Nomor urut 2 dan 5, berhubung independepen mohon maaf saya tidak bisa mengurai karena kekuatannya ada pada pada pasangan itu.
11 Juli 2012 dan Setelahnya. Anas setelah memilih di TPS depan rumahnya langsung keliling TPS di Jakarta, sedangkan SBY dengan alasan tak punya hak pilih di Jakarta, karena KTP Kabupaten Bogor, saat hari pencoblosan langsung terbang ke Magelang, persiapan melantik para taruna AKABRI dan AKPOL. Demikian juga ARB, beserta keluarganya, 11 orang yang punya hak pilih di sekitaran Menteng saat pencoblosan sudah lebih dulu berlibur ke negeri paman Sam. Pembelaan pun diucapkan jubir Golkar, Nurul Arifin, "Pak Alex tahu kok, Pak Ical tak bisa mencoblos." Berbeda dengan Megawati, sebelum tanggal 11 Juli 2012 masih bicara dimedia bahwa ia belum dapat kartu pemilih, namun begitu dapat Ia langsung menggunakan hak pilihnya di Kebagusan di antar oleh Jokowi.
Implikasi bagi Partai plus Kader
Anas walaupun dikalangan para elit PD mendapat ganjalan, namun kepiawannya memanfaatkan pilkada Jakarta, dan Pilkada lainnya di seluruh Indonesia masih lewat tanda tangannya, dan bukan tidak mungkin untuk Pilpres 2014 tanda tangannya masih menjadi harapan utama, bagiamana seorang Sultan Bathoegana walaupun ikut di hotel sahid dalam pengumpulan tokoh dan pendiri PD, masih butuh tanda tangan Anas untuk cagub Sumtera Utara. Bisa dikatakan tingkat keloyalannya para struktur dan kadernya di di Provinsisi sampai kabupaten dan kotamadya bahan kecamatan tetap pada seruan Anas, dan sudah barang tentu hal ini menjadi modal bagi takhta kekuasaannya di PD tetap langgeng sampai 2015, walaupun kans sebagai capres masih jauh dari harapan. sedangkan SBY secara konstitusi terkena aturan hanya 2 kali menjabat sebagai presiden. Chemistry ketidak harmonisan antara SBY dan Anas nampaknya sudah memudar dan menjauh dari tokoh bangsa, bahkan keduanya menjadi rivalitas yang tambah hari tak ada kecocokan.

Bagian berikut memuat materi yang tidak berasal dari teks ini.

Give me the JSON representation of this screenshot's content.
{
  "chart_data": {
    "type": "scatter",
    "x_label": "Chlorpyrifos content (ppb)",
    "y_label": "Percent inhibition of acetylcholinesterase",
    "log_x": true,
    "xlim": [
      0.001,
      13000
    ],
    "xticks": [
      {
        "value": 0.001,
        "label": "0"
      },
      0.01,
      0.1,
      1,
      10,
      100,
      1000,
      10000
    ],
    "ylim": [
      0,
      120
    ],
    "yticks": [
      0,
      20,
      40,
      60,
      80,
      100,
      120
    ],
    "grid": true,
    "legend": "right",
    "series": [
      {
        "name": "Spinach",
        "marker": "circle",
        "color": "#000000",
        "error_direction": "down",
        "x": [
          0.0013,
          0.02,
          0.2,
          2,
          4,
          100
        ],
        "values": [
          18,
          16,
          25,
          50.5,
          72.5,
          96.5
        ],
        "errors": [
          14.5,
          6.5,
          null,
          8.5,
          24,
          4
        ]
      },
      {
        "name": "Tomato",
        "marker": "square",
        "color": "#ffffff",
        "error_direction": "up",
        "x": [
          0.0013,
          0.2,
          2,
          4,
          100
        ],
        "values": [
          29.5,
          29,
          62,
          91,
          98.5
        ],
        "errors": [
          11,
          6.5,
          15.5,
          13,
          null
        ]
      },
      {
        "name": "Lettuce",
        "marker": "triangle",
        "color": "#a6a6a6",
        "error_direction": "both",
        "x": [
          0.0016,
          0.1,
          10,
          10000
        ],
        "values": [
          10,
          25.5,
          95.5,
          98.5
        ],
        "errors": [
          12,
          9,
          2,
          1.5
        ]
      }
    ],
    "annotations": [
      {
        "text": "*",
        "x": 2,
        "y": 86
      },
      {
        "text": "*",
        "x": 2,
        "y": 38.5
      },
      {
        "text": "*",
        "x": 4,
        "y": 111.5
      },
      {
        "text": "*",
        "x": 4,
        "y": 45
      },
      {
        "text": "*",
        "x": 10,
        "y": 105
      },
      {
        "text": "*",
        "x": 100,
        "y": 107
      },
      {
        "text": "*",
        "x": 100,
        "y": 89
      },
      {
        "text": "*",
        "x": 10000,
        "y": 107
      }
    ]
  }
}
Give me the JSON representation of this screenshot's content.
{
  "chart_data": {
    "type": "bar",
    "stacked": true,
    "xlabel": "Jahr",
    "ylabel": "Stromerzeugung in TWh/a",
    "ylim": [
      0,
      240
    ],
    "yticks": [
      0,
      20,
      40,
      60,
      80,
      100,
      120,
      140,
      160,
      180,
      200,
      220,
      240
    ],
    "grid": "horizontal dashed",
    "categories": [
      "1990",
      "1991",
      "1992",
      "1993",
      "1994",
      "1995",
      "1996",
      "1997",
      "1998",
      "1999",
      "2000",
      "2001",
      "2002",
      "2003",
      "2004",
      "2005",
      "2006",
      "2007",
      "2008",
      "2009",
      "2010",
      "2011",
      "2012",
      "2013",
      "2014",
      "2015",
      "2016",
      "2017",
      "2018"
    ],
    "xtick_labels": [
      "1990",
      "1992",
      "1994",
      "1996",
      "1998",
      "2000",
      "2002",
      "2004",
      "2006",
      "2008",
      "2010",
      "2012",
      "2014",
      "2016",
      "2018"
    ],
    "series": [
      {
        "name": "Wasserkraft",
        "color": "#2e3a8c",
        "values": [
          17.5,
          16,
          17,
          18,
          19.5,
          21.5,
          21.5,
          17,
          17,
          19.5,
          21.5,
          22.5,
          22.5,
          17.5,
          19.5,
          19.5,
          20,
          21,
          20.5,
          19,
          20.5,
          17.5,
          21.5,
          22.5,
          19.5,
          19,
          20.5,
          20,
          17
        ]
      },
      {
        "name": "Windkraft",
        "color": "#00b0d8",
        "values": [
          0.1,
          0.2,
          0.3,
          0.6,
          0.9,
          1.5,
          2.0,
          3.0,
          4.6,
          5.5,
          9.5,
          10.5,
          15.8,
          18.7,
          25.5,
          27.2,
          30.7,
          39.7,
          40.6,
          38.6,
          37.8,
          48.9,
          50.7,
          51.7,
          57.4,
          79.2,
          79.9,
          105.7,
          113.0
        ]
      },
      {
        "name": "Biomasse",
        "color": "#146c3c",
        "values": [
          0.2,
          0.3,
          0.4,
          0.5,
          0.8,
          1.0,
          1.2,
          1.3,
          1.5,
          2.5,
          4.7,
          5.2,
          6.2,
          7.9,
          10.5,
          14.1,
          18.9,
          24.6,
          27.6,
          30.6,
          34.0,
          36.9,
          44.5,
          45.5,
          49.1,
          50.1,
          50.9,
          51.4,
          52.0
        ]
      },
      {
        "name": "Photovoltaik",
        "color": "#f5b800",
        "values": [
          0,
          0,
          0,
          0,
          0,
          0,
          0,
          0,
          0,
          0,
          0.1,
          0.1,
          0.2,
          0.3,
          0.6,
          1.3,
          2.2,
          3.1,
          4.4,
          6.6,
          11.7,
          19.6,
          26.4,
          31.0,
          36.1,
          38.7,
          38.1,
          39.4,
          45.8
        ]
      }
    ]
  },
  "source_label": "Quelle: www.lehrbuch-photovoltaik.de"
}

Kembali kapda Megawati tokoh kunci PDIP, jika menang di Jakarta, maka 5 provinsi sudah bisa diklaim menjadi basis partai moncong putih, setelah Bali -I Made Pangku Pastika, Kalimantan tengah - Teras Narang, NTT, Jawa Tengah - Bibit Waluyo, dan Jakarta - Jokowi (jika menang di putaran kedua). Sedangkan bagi Prabowo, ini menancapkan kuku kekuasannya semakin kokoh dan kuat mendekati istana, kian bersinar. bagaimana dengan ARB, alasan berbagai diungkapkan para kadernya mulai, Jakarta bukan barometer Pilpres 2014, sampai dari dulu Golkar Tak pernah menang di Batavia.